You’re scared of the consequences, of people’s reactions, of being rejected.
But you can say no.
The words exist.
The ability exists.

It’s the fear that blocks it, not your capacity.
Owning that truth shifts the whole narrative.

If you tell yourself you don't know how to say no, or that you can't say no, your brain records it as a truth and won't even try.

If you say that you are scared of saying no, your brain will understand the fear and work on it.

19/11/2025

You think I’m organized because I have color-coded systems.
Truth is, I’m terrified of what happens if I don’t.

The planners, the sticky notes, the alarms... they’re not cute aesthetic choices; they’re how I keep my brain from dropping everything I care about.
You see tidy. I see survival. You see control. I see chaos on a leash.

19/11/2025

“High functioning” is a joke.

You only call me that when my pain is invisible enough that you don’t have to deal with it.
You see competence; I see exhaustion.
You see calm; I see survival.

“Functioning” is just a word for how easy it is to ignore someone’s struggle. You’re not complimenting me; you’re admitting your comfort depends on my silence.

18/11/2025

I don’t “take things too seriously.”
I take people seriously.

I believe words mean something.
When someone says they care, I expect it to show. If they lie, I remember. That’s not overreacting; that’s respecting reality.
The world keeps telling me to chill, but I’m not going to lower my standards just to make apathy feel normal.

18/11/2025

There’s a huge injustice when you’re autistic (or when you live with any other disabling condition)...

When someone can’t express their needs, people understand it’s hard.
Like someone who’s nonverbal.
We respect that. We adapt. We say it’s a disability and that we should show empathy.
And that’s true.

But when an autistic person can say how they feel, explain clearly what they need… suddenly it becomes “demanding.”
“Too rigid.”
“Never satisfied.”
“Complicated.”

As if being able to speak somehow cancels the pain, the effort, or the overload behind it.
As if the fact that I can put words on what I’m going through means I’m obviously capable of “adapting like everyone else.”

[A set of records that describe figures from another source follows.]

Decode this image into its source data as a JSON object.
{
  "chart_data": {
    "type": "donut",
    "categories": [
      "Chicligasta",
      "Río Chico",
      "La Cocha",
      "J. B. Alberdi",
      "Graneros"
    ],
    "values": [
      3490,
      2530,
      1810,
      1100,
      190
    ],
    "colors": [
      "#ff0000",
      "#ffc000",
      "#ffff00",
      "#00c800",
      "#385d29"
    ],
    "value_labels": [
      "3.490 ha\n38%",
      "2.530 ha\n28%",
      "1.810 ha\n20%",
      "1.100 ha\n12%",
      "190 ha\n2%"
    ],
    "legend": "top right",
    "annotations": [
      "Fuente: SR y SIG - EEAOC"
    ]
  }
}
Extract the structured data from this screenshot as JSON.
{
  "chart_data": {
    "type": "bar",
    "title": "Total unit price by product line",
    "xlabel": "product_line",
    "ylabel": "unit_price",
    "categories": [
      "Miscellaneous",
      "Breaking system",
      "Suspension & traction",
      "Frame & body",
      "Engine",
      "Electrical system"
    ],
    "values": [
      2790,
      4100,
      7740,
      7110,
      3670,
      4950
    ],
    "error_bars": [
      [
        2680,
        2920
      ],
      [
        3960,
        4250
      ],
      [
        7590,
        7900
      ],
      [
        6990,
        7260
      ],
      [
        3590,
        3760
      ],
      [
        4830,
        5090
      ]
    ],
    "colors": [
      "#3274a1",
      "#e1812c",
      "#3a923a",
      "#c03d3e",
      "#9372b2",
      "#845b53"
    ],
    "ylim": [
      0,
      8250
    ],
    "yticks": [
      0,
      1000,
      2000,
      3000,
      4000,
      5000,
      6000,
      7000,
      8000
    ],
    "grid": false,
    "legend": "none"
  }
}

But having the words doesn’t make it easy.
Having the vocabulary doesn’t make the reality less painful.
It just means I’m able to talk about it instead of collapsing in silence.

The more someone explains what they’re going through, the more people forget that they’re suffering and still suffering from how others respond.

So remember this: clarity doesn’t remove the pain.
Being able to express yourself doesn’t erase the disability.
It just makes it visible in a different way… if people actually take the time to listen.